Few records have looked as promising at first glance as Hugh's Crush. It's so non-descript that it, oddly enough, begs to be noticed. Something about the way its royal blue title, (printed in the same font I use on the front page of my zines), sits uncomfortably atop its murky backdrop is intensified by the vague creepiness of a Felix the Cat doll. The graphic feels like a spiritual successor to @cursedimages on Twitter: it is unnerving in its lack of clarity and context.

Crush is one of the most immediately gripping noise-pop releases I've listened to in quite a while, imbuing Neil Young's penchant for blown-out Maj7 chords with the endearing whine of Sunny Day Real Estate. Dropped squarely in the heat of emo's heyday, Hugh's first 7" release is my closest link to the genre's source.

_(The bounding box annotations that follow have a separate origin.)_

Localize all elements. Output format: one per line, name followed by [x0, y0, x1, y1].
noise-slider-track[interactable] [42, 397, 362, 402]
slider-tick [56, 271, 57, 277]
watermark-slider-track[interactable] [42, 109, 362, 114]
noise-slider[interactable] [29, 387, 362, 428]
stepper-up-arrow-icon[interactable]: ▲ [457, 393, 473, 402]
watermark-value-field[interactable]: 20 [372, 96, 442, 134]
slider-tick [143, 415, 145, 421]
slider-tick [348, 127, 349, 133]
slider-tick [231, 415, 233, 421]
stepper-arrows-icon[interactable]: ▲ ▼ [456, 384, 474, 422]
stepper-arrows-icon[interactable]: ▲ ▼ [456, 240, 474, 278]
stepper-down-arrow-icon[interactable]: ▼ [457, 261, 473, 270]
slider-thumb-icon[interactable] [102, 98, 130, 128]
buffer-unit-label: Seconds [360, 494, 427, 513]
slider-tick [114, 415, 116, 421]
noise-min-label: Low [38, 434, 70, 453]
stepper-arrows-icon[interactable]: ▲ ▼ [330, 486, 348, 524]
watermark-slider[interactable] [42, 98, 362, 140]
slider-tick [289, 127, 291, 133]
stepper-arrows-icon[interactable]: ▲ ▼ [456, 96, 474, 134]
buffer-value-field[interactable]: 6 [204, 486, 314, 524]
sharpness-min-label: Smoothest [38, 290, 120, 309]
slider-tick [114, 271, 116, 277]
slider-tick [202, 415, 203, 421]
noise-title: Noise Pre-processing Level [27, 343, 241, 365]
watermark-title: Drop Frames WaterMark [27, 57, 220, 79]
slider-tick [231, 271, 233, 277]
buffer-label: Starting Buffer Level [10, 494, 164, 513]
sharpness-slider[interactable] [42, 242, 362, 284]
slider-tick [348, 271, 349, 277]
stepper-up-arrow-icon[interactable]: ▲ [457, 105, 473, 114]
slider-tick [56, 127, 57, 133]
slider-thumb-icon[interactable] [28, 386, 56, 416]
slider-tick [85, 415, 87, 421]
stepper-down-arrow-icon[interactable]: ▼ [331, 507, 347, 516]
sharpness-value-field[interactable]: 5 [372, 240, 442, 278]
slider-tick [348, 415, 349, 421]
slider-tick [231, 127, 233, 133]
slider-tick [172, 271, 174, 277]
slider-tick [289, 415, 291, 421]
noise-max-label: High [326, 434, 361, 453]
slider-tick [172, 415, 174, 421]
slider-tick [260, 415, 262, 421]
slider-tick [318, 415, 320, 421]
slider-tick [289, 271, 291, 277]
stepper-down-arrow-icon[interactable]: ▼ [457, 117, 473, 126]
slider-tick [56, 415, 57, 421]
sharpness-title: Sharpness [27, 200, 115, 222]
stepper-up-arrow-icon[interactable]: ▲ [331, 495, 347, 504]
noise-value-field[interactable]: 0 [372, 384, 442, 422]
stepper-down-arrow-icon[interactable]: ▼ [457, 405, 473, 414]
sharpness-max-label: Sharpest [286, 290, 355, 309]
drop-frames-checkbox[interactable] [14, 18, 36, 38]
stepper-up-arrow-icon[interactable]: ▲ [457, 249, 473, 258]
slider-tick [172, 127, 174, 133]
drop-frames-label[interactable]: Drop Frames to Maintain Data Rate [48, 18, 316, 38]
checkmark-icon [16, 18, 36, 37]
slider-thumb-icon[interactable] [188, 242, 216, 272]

Gerty Farish - Deadly Attackers
(1999 Menlo Park)

A cute record with even cuter album artwork, Deadly Attackers is an exercise in twee-simplicity. Playskool keyboard blips, squawks of rhythm guitar, and drum machine blast beats race at sprinters' paces towards an imagined finish line that promises apple pies and ice-cream sundaes served in plastic baseball helmets at the other end of the triathlon tape. According to the single's back cover, Gerty Farish are a duo that hailed from Brooklyn in the late-90s, but a quick Google search turns up next to nothing related to this particular 7". Despite the lack of info I've found concerning Deadly Attackers, I've uncovered some Youtube footage of the band playing a DIY show in Massachussets a couple of years before this record dropped. As rad as the music pressed onto this release is, I'm even more excited by the peek into the DIY culture of 1997 that it has led me to.